My approach is this: high-level elves risk becoming goblins
and elves that advance beyond their level limit definitely become goblins. The
in-universe explanation is that elves that become to worldly are vulnerable to
corruption (The basis of this idea is related to one of Tolkien’s Explanations for the origin of orcs.) If your campaign like mine lacks any sort of afterlife
or magic land over the ocean for elves then the fate of every elf since the
beginning of elves is either death or goblinhood.
The in-universe mechanism for this is the chaos alignment
language. Alignment languages are another area of dnd that gets glossed over.
The chaos language as I use it is a language without fixed syntax or meaning.
It is vocalized id. When an elf gets to his level cap he starts to here the
chaos language in his subconscious. If he retires and joins the other elves in
happy elf land he can delay his transformation. If he keeps adventuring he
hears the syllables and whispers growing louder, bubbling up from the
subconscious. Slowly it seduces and corrupts blocking the thoughts and taking
over the mind of the elf. No longer able
to think over the babble of chaos, the elf becomes a goblin. This is where
goblins come from; they do not reproduce.

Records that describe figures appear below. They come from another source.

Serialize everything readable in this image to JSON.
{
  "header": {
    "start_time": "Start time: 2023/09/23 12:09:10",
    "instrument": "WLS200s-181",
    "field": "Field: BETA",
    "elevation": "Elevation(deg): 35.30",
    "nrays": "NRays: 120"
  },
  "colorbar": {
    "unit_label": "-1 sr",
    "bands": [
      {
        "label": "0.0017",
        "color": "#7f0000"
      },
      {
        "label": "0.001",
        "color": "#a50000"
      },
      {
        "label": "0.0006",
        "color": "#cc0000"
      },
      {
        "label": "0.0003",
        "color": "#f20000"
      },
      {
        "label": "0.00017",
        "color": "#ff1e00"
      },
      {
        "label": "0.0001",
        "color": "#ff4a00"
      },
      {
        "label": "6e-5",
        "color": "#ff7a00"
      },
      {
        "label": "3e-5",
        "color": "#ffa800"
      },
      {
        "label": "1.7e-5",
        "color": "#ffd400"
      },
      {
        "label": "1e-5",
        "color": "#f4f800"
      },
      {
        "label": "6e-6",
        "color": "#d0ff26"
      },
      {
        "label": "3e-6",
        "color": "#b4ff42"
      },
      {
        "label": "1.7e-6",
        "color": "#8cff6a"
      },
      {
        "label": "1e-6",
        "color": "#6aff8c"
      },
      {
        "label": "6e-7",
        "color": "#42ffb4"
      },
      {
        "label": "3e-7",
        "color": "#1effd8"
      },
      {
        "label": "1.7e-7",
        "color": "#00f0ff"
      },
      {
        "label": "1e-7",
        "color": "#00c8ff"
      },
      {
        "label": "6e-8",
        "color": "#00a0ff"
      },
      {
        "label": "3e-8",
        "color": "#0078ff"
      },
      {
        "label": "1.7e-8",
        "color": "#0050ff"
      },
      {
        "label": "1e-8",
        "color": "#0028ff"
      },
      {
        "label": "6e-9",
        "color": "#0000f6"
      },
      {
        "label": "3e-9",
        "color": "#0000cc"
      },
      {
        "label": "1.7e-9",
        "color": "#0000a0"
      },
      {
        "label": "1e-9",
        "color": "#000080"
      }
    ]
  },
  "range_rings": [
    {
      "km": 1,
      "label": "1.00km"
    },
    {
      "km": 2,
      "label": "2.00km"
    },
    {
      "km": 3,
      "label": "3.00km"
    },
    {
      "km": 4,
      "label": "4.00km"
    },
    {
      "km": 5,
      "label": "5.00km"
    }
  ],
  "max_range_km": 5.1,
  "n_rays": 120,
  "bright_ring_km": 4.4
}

This approach also has far reaching implications. It either
means that your world has very few goblins or that your world is old enough that
there have been massive amounts of elves turned into goblins. Your world may be
infinitely old. Or, there may have been a massive corrupting event in the
history of your world. It also means that goblins are probably insane. It also
means that locked away somewhere in a goblins brain there may be high level
spells, still memorized waiting to come out.